Querier max concurrent

This option changes the number of queries a querier process is able to perform at once. A value of 8 is recommended. If you change this setting on an already running system, you need to roll restart the queriers, in the same way you would with any configuration change to the queriers.

querier:
  # CLI flag: -querier.max-concurrent
  max_concurrent: 8

Default minimal global settings

You can set limits for tenants above these minimal defaults. However, these limits help to keep the system stable if a new tenant is created and its limits have not been explicitly set. To keep things simple, apply these limits on every component because there are some components which embed other components and are as a result sometimes missed.
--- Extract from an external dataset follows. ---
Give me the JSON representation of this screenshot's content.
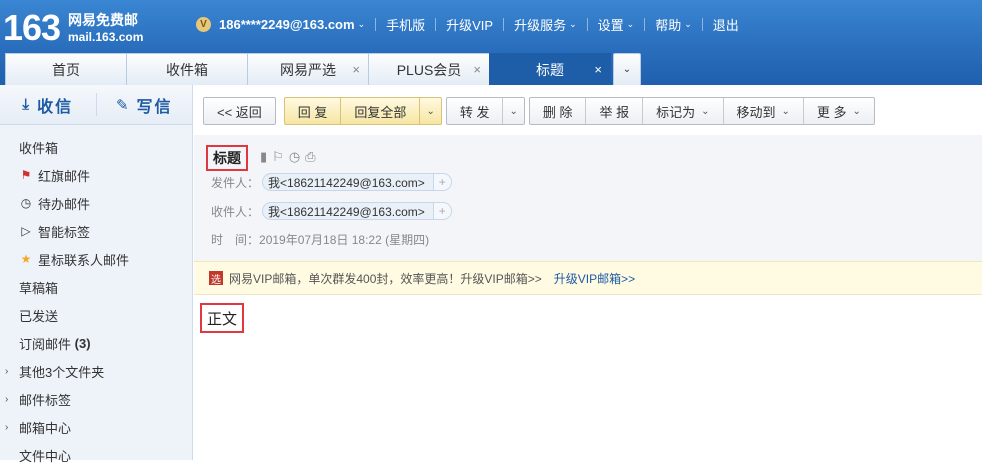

To override them, based on the needs of individual tenants, see Tenant limits

limits:
  max_global_series_per_user: 1000000
  ingestion_rate: 142857
  ingestion_burst_size: 142857
  ingestion_rate_strategy: global
  ruler_max_rules_per_rule_group: 20
  ruler_max_rule_groups_per_tenant: 70

Tenant limits

To set the following limits on each of your tenants, use the GEM plugin. Alternatively, you can manually use the Tenant API within the Admin API:

Max global series per user

max_global_series_per_user

Set the maximum number of series per tenant, which are enforced at the ingester level. This is generally described as the “number of metrics” that a tenant has. Note: The term user in the metric name does not mean a person using the system; in this context, the term is synonymous with tenant.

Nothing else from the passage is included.